Could you explain to our readers what is different about your new tour, ‘Human Geekbox’, than your previous tours?

#HumanGeekbox is a one man theatre show, so I’m mixing my beatboxing with a storyline from my own life. I was born into a line of certified geeks – my grandfather, Professor Kahn, was an astronomer and they named a planet after him, called Planet Kahnia. When I was a kid I thought I was going to go and live there. So #HumanGeekbox kind of tells the story of 4 generations of space obsessed boys from my grandfather, my dad, me, then down to my own son, all mashed up with plenty of beatboxing, live looping and audience interaction.

What is the story behind naming the tour ‘#HumanGeekbox’?

Well the show is all about science and geekdom, and also about how we all make mistakes and we’re all human, and also it sounds like Human Beatbox which is the old-skool name for my art form.

Is it at all disconcerting that you’ll be working with a different collaborator every night?

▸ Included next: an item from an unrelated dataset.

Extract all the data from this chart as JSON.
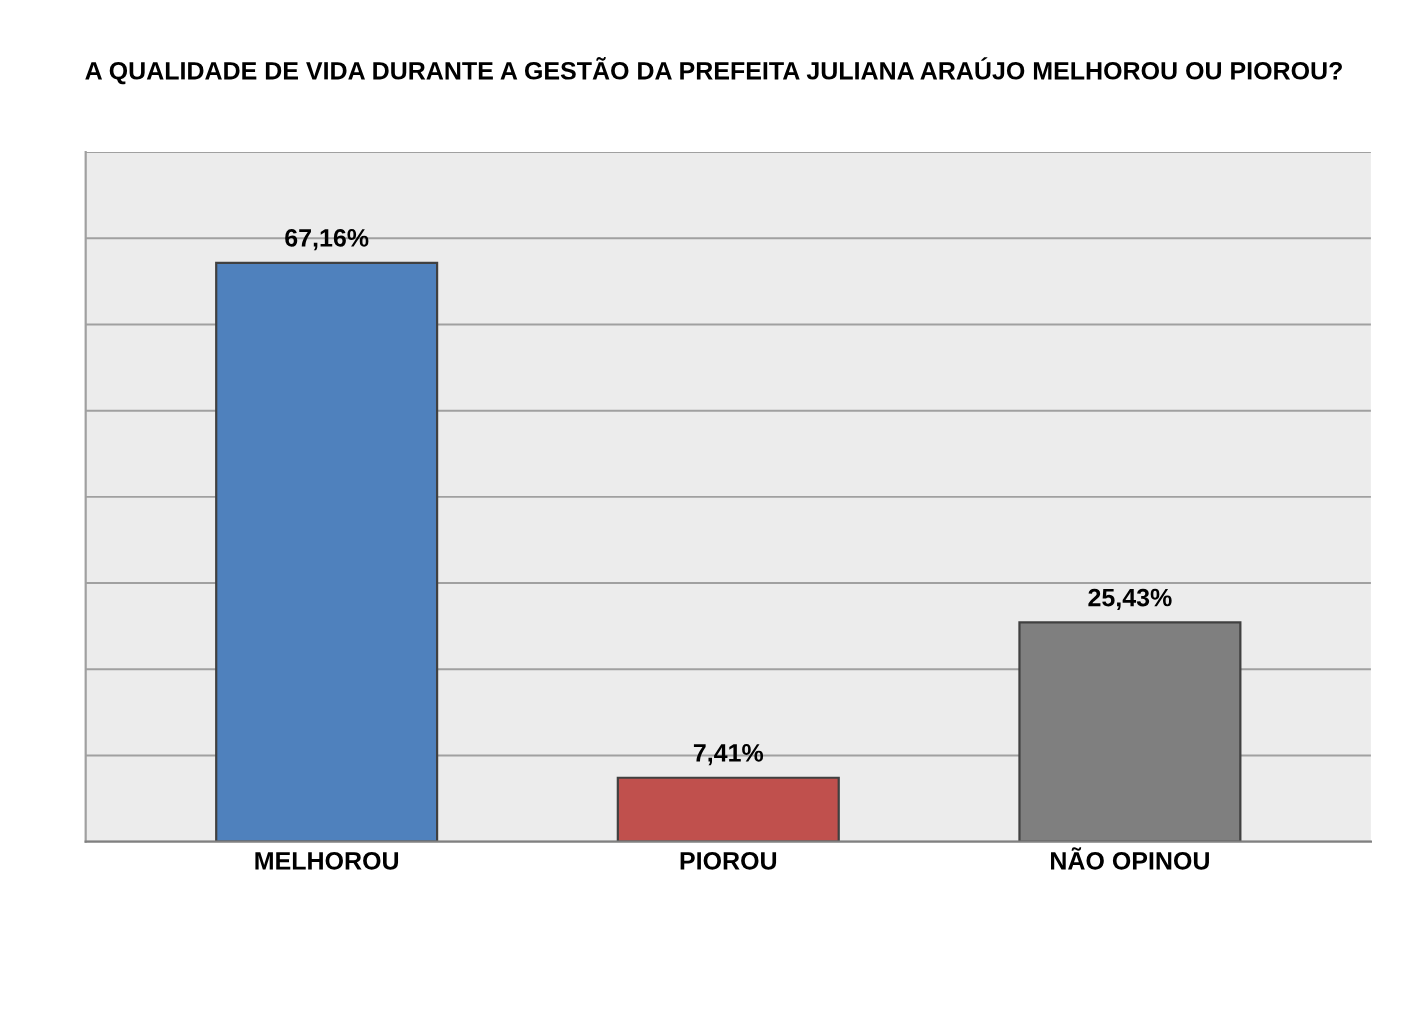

It’s a slightly ridiculous and totally terrifying challenge: to co-write, perform and release a new song in 2 hours with a different local artist in each town on the tour. After each show, the music will be released digitally in aid of War Child. My guest in Leeds is the amazing Thabo and The Real Deal, I can’t wait.

How was working with the likes of Damon Albarn, Bjork, Martha Wainwright, Jarvis Cocker etc and have these collaborations helped you develop as an artist?

Being asked to record with Bjork was a big shock, as it was my first major break. I was working in a call centre typing out lonely hearts ads when I got a voicemail from her asking me to come to London to record my beats. After that collaboration I got really inspired about my music and took it a lot more seriously, and since then I’ve got to work with amazing people like Jarvis, Imogen Heap, Bill Bailey and the Mighty Boosh.

Where is your favourite venue to play and why?

Glastonbury – so many happy memories. My equipment once caused a power cut in front of 10,000 people at Glastonbury. I was distraught thinking this would surely be the end of it all, but the crowd just kept whooping, singing and clapping until suddenly we were back on. There was a colossal cheer and the rest of the set had so much energy – we were all just so happy that we got to go on!

Do you think that your background in classical percussion and jazz has helped you later on in your career?

Definitely – having a trained as a musician has really helped me. I think the beatboxers who have really stood out over the years are those who are top-class musicians.

How did you get into beatboxing?

I grew up in a very musical family and got my first drumkit aged 8 years old. All I wanted to do was play my drums on Top Of The Pops. Only problem was it was on at 7pm, and I wasn’t allowed to practise my drums after 6, so I instinctively started making noises with my mouth. I didn’t know it was called beatboxing until much later.

Do you ever feel that mainstream music undermines beatboxing as a musical art form?

No – beatboxing has been in the mainstream, like Britain’s Got Talent and the like, but it has also been embraced by more credible but successful figures in the business like Bjork.

Finally, what do you have planned after the tour?

Working on my new album which will come out in a year or so, and in the meantime I’m doing lots of composing – including writing a vocal score for Bristol Old Vic’s Christmas production of The Little Mermaid which opens in November, and I’m going to write a choral beatbox piece next year for the National Youth Choir. Very exciting times!